Mahkeme gerekçe yazmadı, AYM reddetti
KESK ve KCK davalarındaki Anayasa'ya aykırılık iddialarında karar: Mahkeme gerekçe yazmadı, AYM reddetti
Canan Coşkun/Cumhuriyetİstanbul 3. Ağır Ceza Mahkemesi geçtiğimiz aylarda KESK'li öğretmen, hemşire ve belediye çalışanlarının DHKP-C üye ve yöneticisi oldukları dava, KCK basın davası ve KCK İstanbul ana davasında özel yetkili mahkemelerin kapatılmasını düzenleyen 6526 sayılı yasada yer alan yürürlüğe girdikten sonraki aşamadan itibaren yargılamaya devam edilmek üzere yetkili ve görevli mahkemelere devredilmesi hükmünün Anayasa'ya aykırı olduğu iddialarını ciddi bularak dosyaların AYM'ye gönderilmesine karar vermişti. Anayasa Mahkemesi de 25 Aralık 2014, 14 Ocak 2015, 17 Aralık 2014 tarihli görüşmelerinde KESK davası ve KCK Basın davasına ilişkin başvuruları, açık bir şekilde dayanaktan yoksun veya yöntemine uygun olmadığı gerekçesiyle reddetti.

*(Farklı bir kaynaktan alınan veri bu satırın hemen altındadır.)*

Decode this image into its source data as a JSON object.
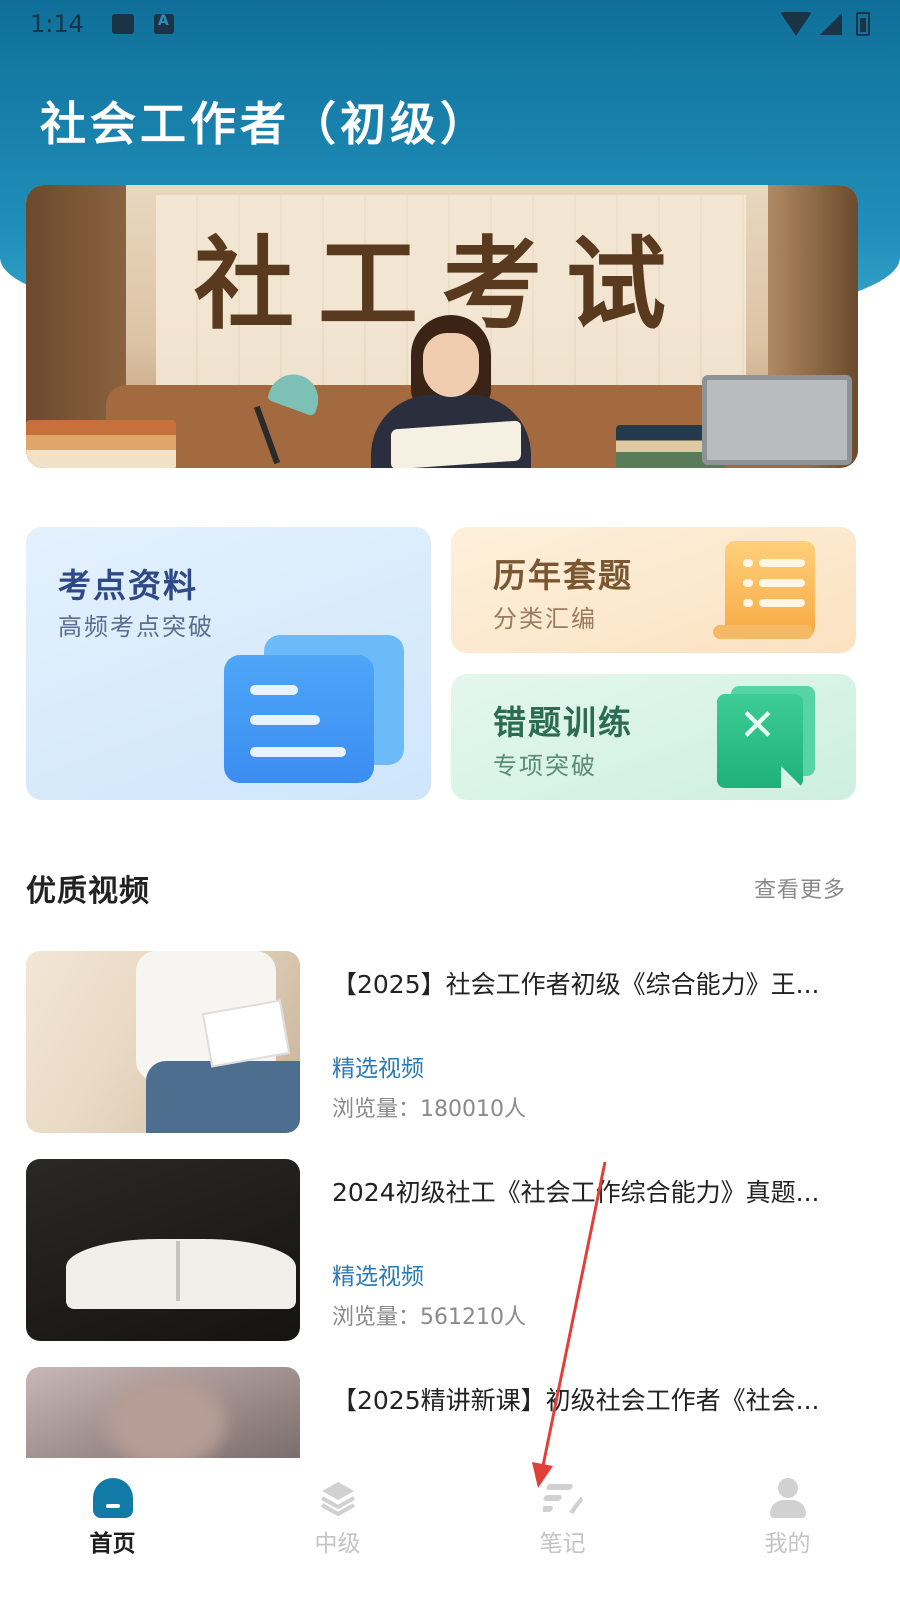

KCK İstanbul ana davası inceleniyor
İstanbul 3. Ağır Ceza Mahkemesi'nin Prof. Dr. Büşra Ersanlı ve yazar Ragıp Zarakolu'nun da yargılandığı PKK'nın üst yapılanması KCK'ya yönelik 204 sanıklı ana davayla ilgili Anayasa'ya aykırılık itirazlarına ilişkin başvuruyu ise AYM incelemeye devam ediyor. İstanbul 3. Ağır Ceza Mahkemesi’nin başvuruya ilişkin AYM'ye yazdığı gerekçede, dava dosyasında CMK 135. ve 140. maddelerinde yer alan “İletişimin tespiti, dinlemesi ve kayda alınması” ile “Teknik araçlarla izleme” hükümlerine aykırı delil elde edildiği belirtildi. Bu maddelerin özel yetkili mahkemelerin kapatılmasını düzenleyen 6526 sayılı yasanın 12. maddesi ile değişikliğe uğradığı anımsatıldı. Bu durumda soruşturma ve yargılama makamları tarafından lehe yeni mevzuat açısında yeniden değerlendirilmesi gerektiği vurgulanan gerekçede, Anayasanın 38. maddesine göre kanuna aykırı olarak elde edilmiş bulguların delil olarak kabul edilemeyeceği aktarıldı. Gerekçede, iddiaların hukuki bakımdan tartışılmaya değer olması, esastan yoksun olmaması, sanıkların tatmin edilmesi, yargılamanın her türlü şüpheden uzak bir şekilde yapılabilmesi, hak arama özgürlüğünün ve savunma hakkının sınırlandırılmaması için aykırılık iddialarının ciddi olduğu kanısına varıldığının altı çizildi.